Une règle s’impose, même si elle ne saute pas aux yeux : le Luxembourg ne fait pas de distinction entre ses résidents et ses travailleurs frontaliers quand il s’agit d’allocations familiales. Les chiffres, eux, sont limpides : allocations familiales, aides pour frais de scolarité, congé parental… Ces prestations dites « exportables » franchissent les frontières aussi sûrement qu’un train du matin.

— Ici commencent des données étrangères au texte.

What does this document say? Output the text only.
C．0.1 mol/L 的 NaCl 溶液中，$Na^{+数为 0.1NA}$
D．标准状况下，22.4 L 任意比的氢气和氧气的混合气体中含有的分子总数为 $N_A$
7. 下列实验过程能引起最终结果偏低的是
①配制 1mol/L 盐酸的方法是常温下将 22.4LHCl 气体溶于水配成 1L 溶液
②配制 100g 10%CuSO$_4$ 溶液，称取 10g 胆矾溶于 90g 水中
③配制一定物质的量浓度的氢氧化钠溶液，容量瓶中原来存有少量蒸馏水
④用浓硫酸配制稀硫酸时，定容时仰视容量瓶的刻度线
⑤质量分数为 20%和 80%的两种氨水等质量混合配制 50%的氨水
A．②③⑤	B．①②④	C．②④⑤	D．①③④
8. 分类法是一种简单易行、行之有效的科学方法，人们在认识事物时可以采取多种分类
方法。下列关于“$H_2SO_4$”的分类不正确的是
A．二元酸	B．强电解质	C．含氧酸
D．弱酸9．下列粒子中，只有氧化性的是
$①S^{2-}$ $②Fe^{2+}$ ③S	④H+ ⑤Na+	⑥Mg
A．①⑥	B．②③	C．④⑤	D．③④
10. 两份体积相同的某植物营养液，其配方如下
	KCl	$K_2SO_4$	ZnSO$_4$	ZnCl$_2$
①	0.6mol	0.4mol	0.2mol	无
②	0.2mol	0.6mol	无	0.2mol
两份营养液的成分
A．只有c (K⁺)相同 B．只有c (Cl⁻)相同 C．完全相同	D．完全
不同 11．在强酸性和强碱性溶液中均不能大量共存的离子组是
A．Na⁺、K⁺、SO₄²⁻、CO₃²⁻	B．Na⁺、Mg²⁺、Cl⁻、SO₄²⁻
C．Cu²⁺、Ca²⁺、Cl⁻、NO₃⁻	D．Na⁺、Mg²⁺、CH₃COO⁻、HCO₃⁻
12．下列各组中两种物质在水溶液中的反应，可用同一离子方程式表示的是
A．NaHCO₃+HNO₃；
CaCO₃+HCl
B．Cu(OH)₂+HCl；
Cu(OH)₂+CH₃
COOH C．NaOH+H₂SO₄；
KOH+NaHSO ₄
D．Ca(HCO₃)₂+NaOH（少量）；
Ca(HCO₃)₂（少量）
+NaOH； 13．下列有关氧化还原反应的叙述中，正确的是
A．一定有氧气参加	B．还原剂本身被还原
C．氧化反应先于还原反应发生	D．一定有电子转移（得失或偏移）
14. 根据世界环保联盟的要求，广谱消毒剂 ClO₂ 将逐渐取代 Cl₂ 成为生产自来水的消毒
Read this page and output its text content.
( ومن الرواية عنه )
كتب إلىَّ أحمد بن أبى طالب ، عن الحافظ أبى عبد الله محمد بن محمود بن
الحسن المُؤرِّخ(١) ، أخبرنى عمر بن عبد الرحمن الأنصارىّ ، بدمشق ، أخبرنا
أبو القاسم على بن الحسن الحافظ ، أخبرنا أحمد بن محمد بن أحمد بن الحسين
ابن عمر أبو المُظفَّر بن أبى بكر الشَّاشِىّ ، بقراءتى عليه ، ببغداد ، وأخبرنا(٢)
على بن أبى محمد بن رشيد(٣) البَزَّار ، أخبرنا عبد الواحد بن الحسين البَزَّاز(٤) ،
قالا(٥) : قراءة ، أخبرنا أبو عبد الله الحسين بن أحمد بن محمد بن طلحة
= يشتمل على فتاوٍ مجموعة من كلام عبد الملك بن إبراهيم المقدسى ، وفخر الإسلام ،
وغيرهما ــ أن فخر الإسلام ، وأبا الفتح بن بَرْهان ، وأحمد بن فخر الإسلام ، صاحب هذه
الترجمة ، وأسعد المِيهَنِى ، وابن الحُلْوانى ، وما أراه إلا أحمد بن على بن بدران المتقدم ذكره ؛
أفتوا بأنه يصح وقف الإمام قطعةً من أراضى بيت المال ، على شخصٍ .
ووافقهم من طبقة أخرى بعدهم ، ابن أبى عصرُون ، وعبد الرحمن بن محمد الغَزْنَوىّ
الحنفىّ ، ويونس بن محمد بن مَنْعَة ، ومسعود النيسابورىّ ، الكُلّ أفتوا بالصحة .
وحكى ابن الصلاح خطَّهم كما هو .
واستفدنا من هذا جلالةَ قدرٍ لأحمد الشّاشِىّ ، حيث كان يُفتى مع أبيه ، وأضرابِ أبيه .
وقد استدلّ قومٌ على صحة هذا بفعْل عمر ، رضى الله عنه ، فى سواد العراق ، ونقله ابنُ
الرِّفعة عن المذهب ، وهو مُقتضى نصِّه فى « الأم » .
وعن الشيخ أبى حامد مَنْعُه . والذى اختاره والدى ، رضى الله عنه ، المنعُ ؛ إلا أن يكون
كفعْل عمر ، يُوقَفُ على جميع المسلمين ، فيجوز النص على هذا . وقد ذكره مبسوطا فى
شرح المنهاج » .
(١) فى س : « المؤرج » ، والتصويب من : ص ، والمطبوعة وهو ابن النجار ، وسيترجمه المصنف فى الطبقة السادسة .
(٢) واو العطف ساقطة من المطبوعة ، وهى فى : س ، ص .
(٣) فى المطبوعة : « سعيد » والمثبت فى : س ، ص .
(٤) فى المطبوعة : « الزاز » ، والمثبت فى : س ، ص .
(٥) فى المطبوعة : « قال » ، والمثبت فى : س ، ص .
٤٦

Derrière cette mécanique bien huilée, les situations se révèlent nettement moins uniformes. Prenons le cas d’un couple où seul un parent travaille au Luxembourg tandis que l’autre perçoit un salaire ou des allocations chômage dans son pays de résidence : ici, c’est ce dernier pays qui continue de verser l’allocation familiale. Mais il n’est pas rare que le montant versé soit inférieur à celui du Luxembourg : le Grand-Duché ajoute alors sa contribution, ce fameux supplément différentiel. Scénario différent lorsque les deux parents travaillent au Luxembourg, ou qu’un parent élève seul ses enfants tout en y exerçant son activité : dans ce cas, les prestations partent directement du Luxembourg, sans détour.

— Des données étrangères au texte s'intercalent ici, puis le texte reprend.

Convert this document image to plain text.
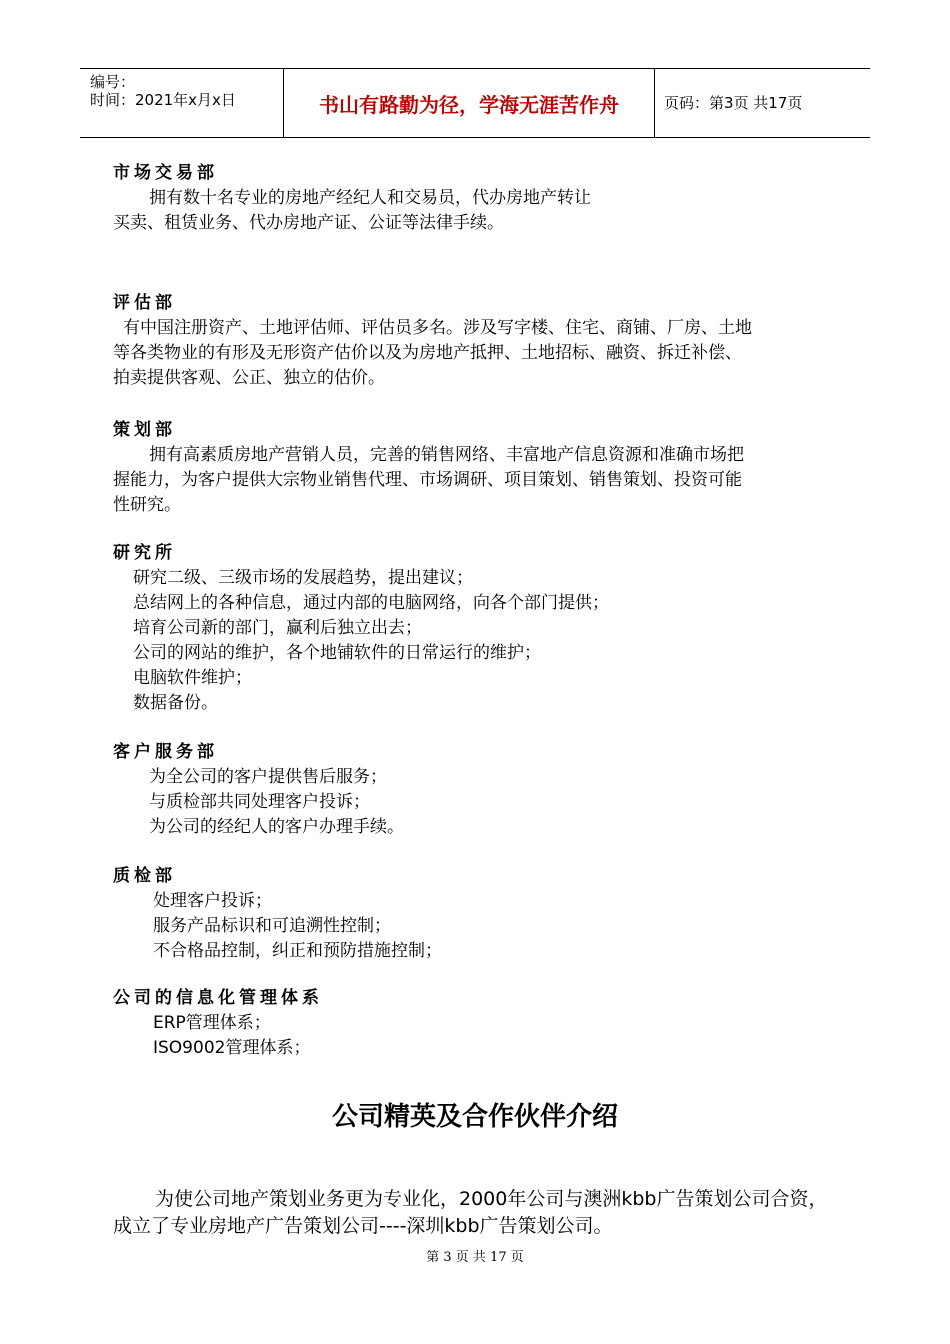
编号：
时间：2021年x月x日	书山有路勤为径，学海无涯苦作舟	页码：第3页 共17页

市场交易部

拥有数十名专业的房地产经纪人和交易员，代办房地产转让

买卖、租赁业务、代办房地产证、公证等法律手续。

评估部

有中国注册资产、土地评估师、评估员多名。涉及写字楼、住宅、商铺、厂房、土地

等各类物业的有形及无形资产估价以及为房地产抵押、土地招标、融资、拆迁补偿、

拍卖提供客观、公正、独立的估价。

策划部

拥有高素质房地产营销人员，完善的销售网络、丰富地产信息资源和准确市场把

握能力，为客户提供大宗物业销售代理、市场调研、项目策划、销售策划、投资可能

性研究。

研究所

研究二级、三级市场的发展趋势，提出建议；

总结网上的各种信息，通过内部的电脑网络，向各个部门提供；

培育公司新的部门，赢利后独立出去；

公司的网站的维护，各个地铺软件的日常运行的维护；

电脑软件维护；

数据备份。

客户服务部

为全公司的客户提供售后服务；

与质检部共同处理客户投诉；

为公司的经纪人的客户办理手续。

质检部

处理客户投诉；

服务产品标识和可追溯性控制；

不合格品控制，纠正和预防措施控制；

公司的信息化管理体系

ERP管理体系；

ISO9002管理体系；

公司精英及合作伙伴介绍
为使公司地产策划业务更为专业化，2000年公司与澳洲kbb广告策划公司合资，成立了专业房地产广告策划公司----深圳kbb广告策划公司。
第 3 页 共 17 页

À qui revient concrètement l’allocation familiale luxembourgeoise ? La réponse varie, car chaque contexte mérite sa règle. Lorsque les parents vivent sous le même toit, c’est à eux de désigner qui percevra l’allocation, un choix libre, décidé dans l’intimité du couple.
En cas de séparation, le paramètre clé devient la « résidence effective » de l’enfant. L’allocation suit l’enfant là où il vit au quotidien. Qu’il s’agisse d’un parent, d’un tuteur ou même d’une institution, c’est la personne qui partage ce quotidien stable avec l’enfant qui la reçoit.
Il arrive aussi que l’enfant soit confié à un proche ou placé ailleurs. Dans ces cas-là, les parents doivent nommer la personne chargée de percevoir le versement, un choix qui doit correspondre à la réalité vécue par l’enfant, pas à une simple formalité administrative.
Lorsque la garde de l’enfant est décidée par une décision de justice, c’est logiquement le détenteur de cette garde, physique ou légale, qui perçoit l’allocation, à condition que l’enfant partage effectivement son quotidien avec lui.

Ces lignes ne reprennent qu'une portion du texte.